Their convictions on charges including “corruption on Earth” and “enmity against God” are subject to appeal at the supreme court.
Amnesty said it had obtained information that Rouhi was subjected to severe beatings and floggings, including on the soles of his feet and while being tied to a pole, and that ice had been placed on his testicles. Takdastan has also been repeatedly subjected to beatings, Amnesty said.
Amnesty said the accused were denied the right to a lawyer of their choice at a hearing lasting less than an hour. It has called for the death sentences to be quashed.

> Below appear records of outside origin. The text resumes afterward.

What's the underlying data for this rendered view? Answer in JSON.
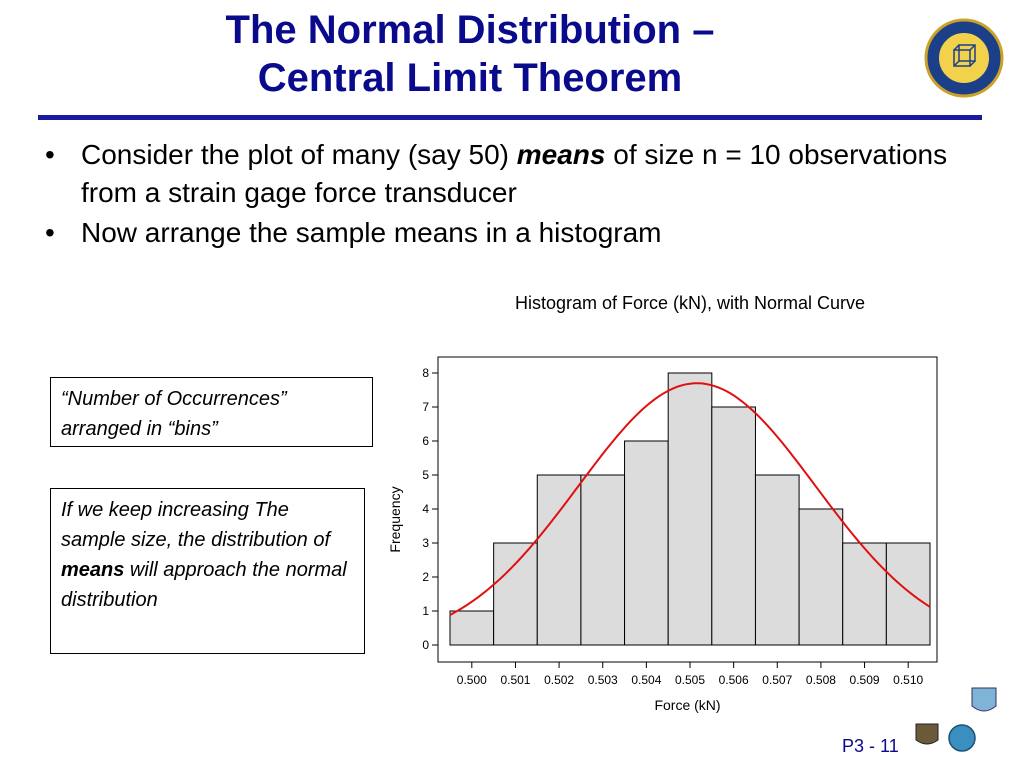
{
  "slide": {
    "title_line1": "The Normal Distribution –",
    "title_line2": "Central Limit Theorem",
    "bullets": [
      {
        "before": "Consider the plot of many (say 50) ",
        "emph": "means",
        "after": " of size n = 10 observations from a strain gage force transducer"
      },
      {
        "text": "Now arrange the sample means in a histogram"
      }
    ],
    "box1_line1": "“Number of Occurrences”",
    "box1_line2": "arranged in “bins”",
    "box2_part1": "If we keep increasing The sample size, the distribution of ",
    "box2_emph": "means",
    "box2_part2": " will approach the normal distribution",
    "page_number": "P3 - 11",
    "bullet_glyph": "•"
  },
  "colors": {
    "title": "#0a0a8c",
    "rule": "#1a1aa0",
    "bar_fill": "#dcdcdc",
    "curve": "#e01010"
  },
  "chart_data": {
    "type": "bar",
    "title": "Histogram of Force (kN), with Normal Curve",
    "xlabel": "Force (kN)",
    "ylabel": "Frequency",
    "categories": [
      "0.500",
      "0.501",
      "0.502",
      "0.503",
      "0.504",
      "0.505",
      "0.506",
      "0.507",
      "0.508",
      "0.509",
      "0.510"
    ],
    "values": [
      1,
      3,
      5,
      5,
      6,
      8,
      7,
      5,
      4,
      3,
      3
    ],
    "yticks": [
      "0",
      "1",
      "2",
      "3",
      "4",
      "5",
      "6",
      "7",
      "8"
    ],
    "ylim": [
      0,
      8
    ],
    "grid": false,
    "overlay": {
      "type": "normal_curve",
      "mean": 0.50516,
      "sd": 0.00272,
      "peak": 7.7
    }
  }
}
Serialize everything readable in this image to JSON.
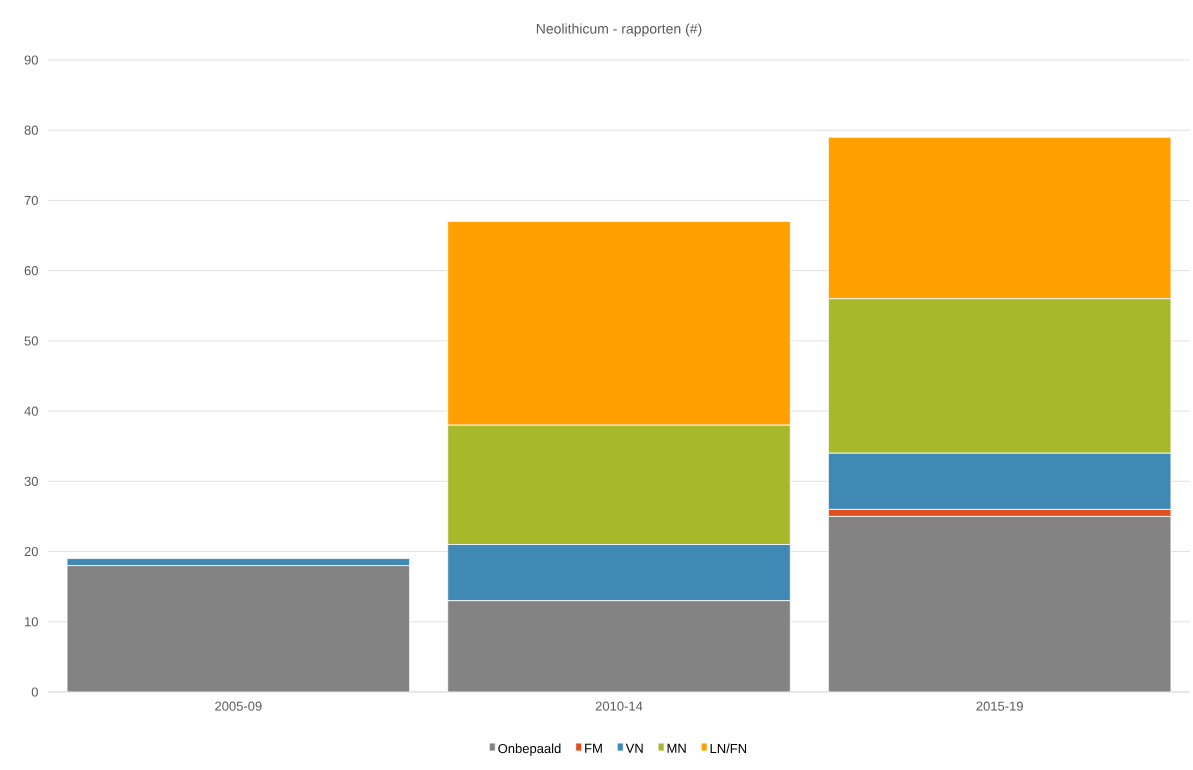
{
  "chart_data": {
    "type": "bar",
    "title": "Neolithicum - rapporten (#)",
    "stacked": true,
    "categories": [
      "2005-09",
      "2010-14",
      "2015-19"
    ],
    "series": [
      {
        "name": "Onbepaald",
        "color": "#838383",
        "values": [
          18,
          13,
          25
        ]
      },
      {
        "name": "FM",
        "color": "#e0501e",
        "values": [
          0,
          0,
          1
        ]
      },
      {
        "name": "VN",
        "color": "#3f89b4",
        "values": [
          1,
          8,
          8
        ]
      },
      {
        "name": "MN",
        "color": "#a7b92a",
        "values": [
          0,
          17,
          22
        ]
      },
      {
        "name": "LN/FN",
        "color": "#ffa000",
        "values": [
          0,
          29,
          23
        ]
      }
    ],
    "ylim": [
      0,
      90
    ],
    "yticks": [
      0,
      10,
      20,
      30,
      40,
      50,
      60,
      70,
      80,
      90
    ],
    "grid": "y",
    "legend": "bottom"
  }
}
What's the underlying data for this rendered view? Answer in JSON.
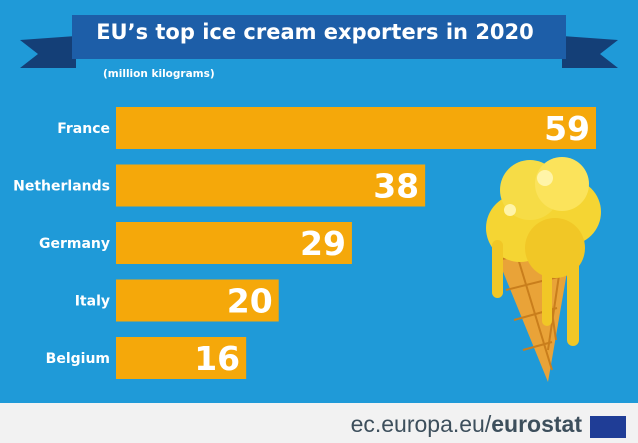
{
  "chart_data": {
    "type": "bar",
    "orientation": "horizontal",
    "title": "EU’s top ice cream exporters in 2020",
    "unit": "(million kilograms)",
    "categories": [
      "France",
      "Netherlands",
      "Germany",
      "Italy",
      "Belgium"
    ],
    "values": [
      59,
      38,
      29,
      20,
      16
    ],
    "xlim": [
      0,
      59
    ],
    "value_labels": true
  },
  "footer": {
    "site": "ec.europa.eu/",
    "brand": "eurostat"
  },
  "colors": {
    "background": "#1f9ad8",
    "bar": "#f5a80a",
    "ribbon": "#1d5ea8",
    "ribbon_tail": "#143f77",
    "text": "#ffffff",
    "footer_bg": "#f2f2f2"
  }
}
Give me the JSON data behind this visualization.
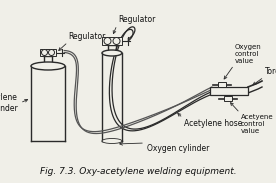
{
  "title": "Fig. 7.3. Oxy-acetylene welding equipment.",
  "bg_color": "#f0efe8",
  "line_color": "#2a2a2a",
  "labels": {
    "regulator_top": "Regulator",
    "regulator_left": "Regulator",
    "acetylene_cylinder": "Acetylene\ncylinder",
    "oxygen_cylinder": "Oxygen cylinder",
    "acetylene_hose": "Acetylene hose",
    "oxygen_control": "Oxygen\ncontrol\nvalue",
    "acetylene_control": "Acetyene\ncontrol\nvalue",
    "torch": "Torch"
  },
  "figsize": [
    2.76,
    1.83
  ],
  "dpi": 100
}
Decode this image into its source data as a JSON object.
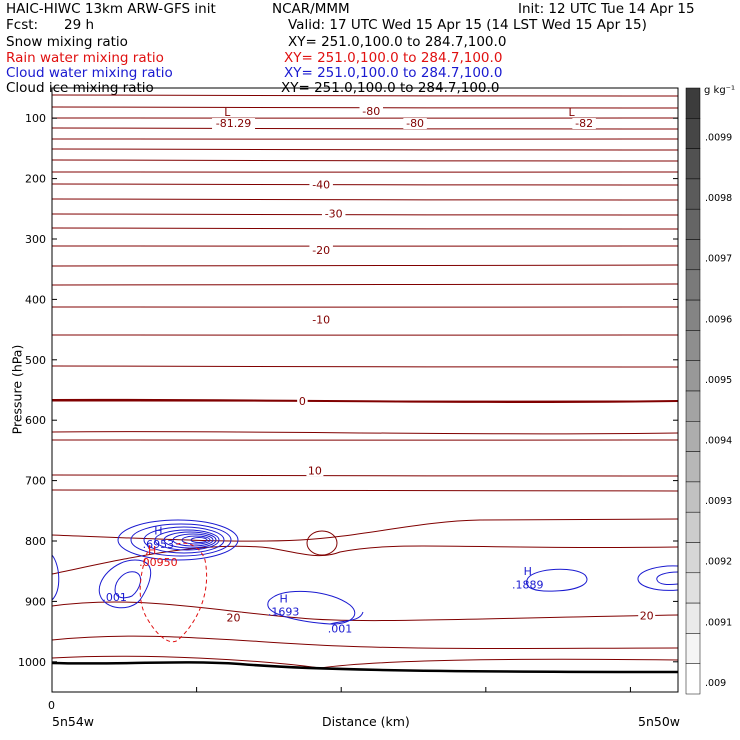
{
  "header": {
    "title": "HAIC-HIWC 13km ARW-GFS init",
    "org": "NCAR/MMM",
    "init": "Init: 12 UTC Tue 14 Apr 15",
    "fcst_label": "Fcst:",
    "fcst_value": "29 h",
    "valid": "Valid: 17 UTC Wed 15 Apr 15 (14 LST Wed 15 Apr 15)"
  },
  "fields": [
    {
      "name": "Snow mixing ratio",
      "xy": "",
      "color": "#000000"
    },
    {
      "name": "Rain water mixing ratio",
      "xy": "XY= 251.0,100.0 to 284.7,100.0",
      "color": "#e01010"
    },
    {
      "name": "Cloud water mixing ratio",
      "xy": "XY= 251.0,100.0 to 284.7,100.0",
      "color": "#1a1ad0"
    },
    {
      "name": "Cloud ice mixing ratio",
      "xy": "XY= 251.0,100.0 to 284.7,100.0",
      "color": "#000000"
    }
  ],
  "snow_xy": "XY= 251.0,100.0 to 284.7,100.0",
  "chart_data": {
    "type": "contour-cross-section",
    "ylabel": "Pressure (hPa)",
    "xlabel": "Distance (km)",
    "y_axis_direction": "inverted",
    "ylim": [
      1050,
      50
    ],
    "xlim": [
      0,
      1
    ],
    "y_ticks": [
      100,
      200,
      300,
      400,
      500,
      600,
      700,
      800,
      900,
      1000
    ],
    "x_tick_zero": "0",
    "x_left_label": "5n54w",
    "x_right_label": "5n50w",
    "temperature_contour_labels": [
      {
        "text": "-81.29",
        "x": 0.29,
        "p": 108
      },
      {
        "text": "-80",
        "x": 0.51,
        "p": 88
      },
      {
        "text": "-80",
        "x": 0.58,
        "p": 108
      },
      {
        "text": "-82",
        "x": 0.85,
        "p": 108
      },
      {
        "text": "-40",
        "x": 0.43,
        "p": 210
      },
      {
        "text": "-30",
        "x": 0.45,
        "p": 258
      },
      {
        "text": "-20",
        "x": 0.43,
        "p": 318
      },
      {
        "text": "-10",
        "x": 0.43,
        "p": 433
      },
      {
        "text": "0",
        "x": 0.4,
        "p": 568
      },
      {
        "text": "10",
        "x": 0.42,
        "p": 683
      },
      {
        "text": "20",
        "x": 0.29,
        "p": 927
      },
      {
        "text": "20",
        "x": 0.95,
        "p": 923
      }
    ],
    "extrema_markers": [
      {
        "text": "L",
        "x": 0.28,
        "p": 90,
        "color": "#800000"
      },
      {
        "text": "L",
        "x": 0.83,
        "p": 90,
        "color": "#800000"
      }
    ],
    "cloud_water_labels": [
      {
        "text": "H",
        "x": 0.17,
        "p": 783
      },
      {
        "text": ".6953",
        "x": 0.17,
        "p": 805
      },
      {
        "text": ".001",
        "x": 0.1,
        "p": 893
      },
      {
        "text": "H",
        "x": 0.37,
        "p": 895
      },
      {
        "text": ".1693",
        "x": 0.37,
        "p": 917
      },
      {
        "text": ".001",
        "x": 0.46,
        "p": 945
      },
      {
        "text": "H",
        "x": 0.76,
        "p": 850
      },
      {
        "text": ".1889",
        "x": 0.76,
        "p": 872
      }
    ],
    "rain_water_labels": [
      {
        "text": "H",
        "x": 0.16,
        "p": 815
      },
      {
        "text": ".00950",
        "x": 0.17,
        "p": 835
      }
    ],
    "colorbar": {
      "unit": "g kg⁻¹",
      "ticks": [
        ".0099",
        ".0098",
        ".0097",
        ".0096",
        ".0095",
        ".0094",
        ".0093",
        ".0092",
        ".0091",
        ".009"
      ]
    }
  }
}
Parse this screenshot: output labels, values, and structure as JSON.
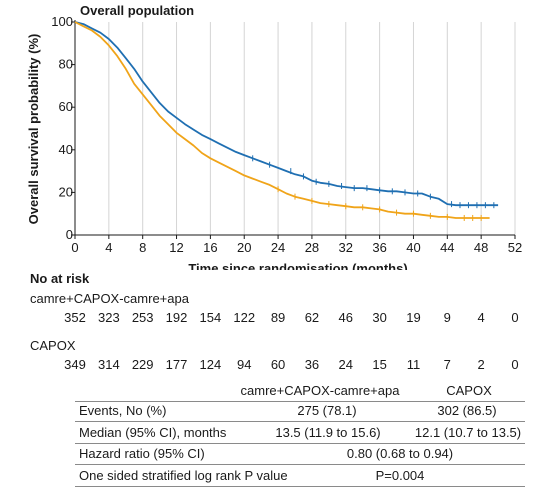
{
  "chart_data": {
    "type": "line",
    "title": "Overall population",
    "xlabel": "Time since randomisation (months)",
    "ylabel": "Overall survival probability (%)",
    "xlim": [
      0,
      52
    ],
    "ylim": [
      0,
      100
    ],
    "xticks": [
      0,
      4,
      8,
      12,
      16,
      20,
      24,
      28,
      32,
      36,
      40,
      44,
      48,
      52
    ],
    "yticks": [
      0,
      20,
      40,
      60,
      80,
      100
    ],
    "grid": "vertical",
    "legend": "none",
    "series": [
      {
        "name": "camre+CAPOX-camre+apa",
        "color": "#1f6fb2",
        "x": [
          0,
          1,
          2,
          3,
          4,
          5,
          6,
          7,
          8,
          9,
          10,
          11,
          12,
          13,
          14,
          15,
          16,
          17,
          18,
          19,
          20,
          21,
          22,
          23,
          24,
          25,
          26,
          27,
          28,
          29,
          30,
          31,
          32,
          33,
          34,
          35,
          36,
          37,
          38,
          39,
          40,
          41,
          42,
          43,
          44,
          45,
          46,
          47,
          48,
          49,
          50
        ],
        "y": [
          100,
          99,
          97,
          95,
          92,
          88,
          83,
          78,
          72,
          67,
          62,
          58,
          55,
          52,
          49.5,
          47,
          45,
          43,
          41,
          39,
          37.5,
          36,
          34.5,
          33,
          31.5,
          30,
          28.5,
          27.5,
          25.5,
          24.5,
          24,
          23,
          22.5,
          22,
          22,
          21.5,
          21,
          20.5,
          20.5,
          20,
          19.5,
          19.5,
          18,
          17,
          14.5,
          14,
          14,
          14,
          14,
          14,
          14
        ],
        "censor_marks": [
          [
            21,
            36
          ],
          [
            23,
            33
          ],
          [
            25.5,
            30
          ],
          [
            27,
            27.5
          ],
          [
            28.5,
            25
          ],
          [
            30,
            24
          ],
          [
            31.5,
            23
          ],
          [
            33,
            22
          ],
          [
            34.5,
            22
          ],
          [
            36,
            21
          ],
          [
            37.5,
            20.5
          ],
          [
            39,
            20
          ],
          [
            40.5,
            19.5
          ],
          [
            42,
            18
          ],
          [
            44.5,
            14.5
          ],
          [
            45.5,
            14
          ],
          [
            46.5,
            14
          ],
          [
            47.5,
            14
          ],
          [
            48.5,
            14
          ],
          [
            49.5,
            14
          ]
        ]
      },
      {
        "name": "CAPOX",
        "color": "#f0a419",
        "x": [
          0,
          1,
          2,
          3,
          4,
          5,
          6,
          7,
          8,
          9,
          10,
          11,
          12,
          13,
          14,
          15,
          16,
          17,
          18,
          19,
          20,
          21,
          22,
          23,
          24,
          25,
          26,
          27,
          28,
          29,
          30,
          31,
          32,
          33,
          34,
          35,
          36,
          37,
          38,
          39,
          40,
          41,
          42,
          43,
          44,
          45,
          46,
          47,
          48,
          49
        ],
        "y": [
          100,
          98,
          96,
          93,
          89,
          84,
          78,
          71,
          66,
          61,
          56,
          52,
          48,
          45,
          42,
          38.5,
          36,
          34,
          32,
          30,
          28,
          26.5,
          25,
          23.5,
          21.5,
          19.5,
          18,
          17,
          16,
          15,
          14.5,
          14,
          13.5,
          13,
          13,
          12.5,
          12,
          11,
          10.5,
          10,
          10,
          9.5,
          9,
          8.5,
          8.5,
          8,
          8,
          8,
          8,
          8
        ],
        "censor_marks": [
          [
            24,
            21.5
          ],
          [
            26,
            18
          ],
          [
            28,
            16
          ],
          [
            30,
            14.5
          ],
          [
            32,
            13.5
          ],
          [
            34,
            13
          ],
          [
            36,
            12
          ],
          [
            38,
            10.5
          ],
          [
            40,
            10
          ],
          [
            42,
            9
          ],
          [
            44,
            8.5
          ],
          [
            46,
            8
          ],
          [
            47,
            8
          ],
          [
            48,
            8
          ]
        ]
      }
    ]
  },
  "risk_table": {
    "heading": "No at risk",
    "times": [
      0,
      4,
      8,
      12,
      16,
      20,
      24,
      28,
      32,
      36,
      40,
      44,
      48,
      52
    ],
    "groups": [
      {
        "label": "camre+CAPOX-camre+apa",
        "counts": [
          "352",
          "323",
          "253",
          "192",
          "154",
          "122",
          "89",
          "62",
          "46",
          "30",
          "19",
          "9",
          "4",
          "0"
        ]
      },
      {
        "label": "CAPOX",
        "counts": [
          "349",
          "314",
          "229",
          "177",
          "124",
          "94",
          "60",
          "36",
          "24",
          "15",
          "11",
          "7",
          "2",
          "0"
        ]
      }
    ]
  },
  "stats_table": {
    "col1_header": "camre+CAPOX-camre+apa",
    "col2_header": "CAPOX",
    "events_label": "Events, No (%)",
    "events_col1": "275 (78.1)",
    "events_col2": "302 (86.5)",
    "median_label": "Median (95% CI), months",
    "median_col1": "13.5 (11.9 to 15.6)",
    "median_col2": "12.1 (10.7 to 13.5)",
    "hr_label": "Hazard ratio (95% CI)",
    "hr_value": "0.80 (0.68 to 0.94)",
    "p_label": "One sided stratified log rank P value",
    "p_value": "P=0.004"
  }
}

Diana Eltahawy, Amnesty International’s deputy director for the Middle East and North Africa, said: “The fact that Arshia Takdastan, Mehdi Mohammadifard and Javad Rouhi and their anguished relatives live under the shadow of execution while Revolutionary Guards’ agents and prosecution officials reasonably suspected of responsibility or complicity in their sexual abuse and other forms of torture enjoy absolute impunity highlights the sheer cruelty and inhumanity of Iran’s judicial system.
“The Iranian authorities must immediately quash the convictions and death sentences of these young men and drop all charges related to their peaceful participation in protests. They must also order a prompt, transparent, and impartial investigation to bring all those reasonably suspected of responsibility for their torture to justice in fair trials.”
The names of those suspected of being responsible for the treatment of the three men are due to be handed to western authorities.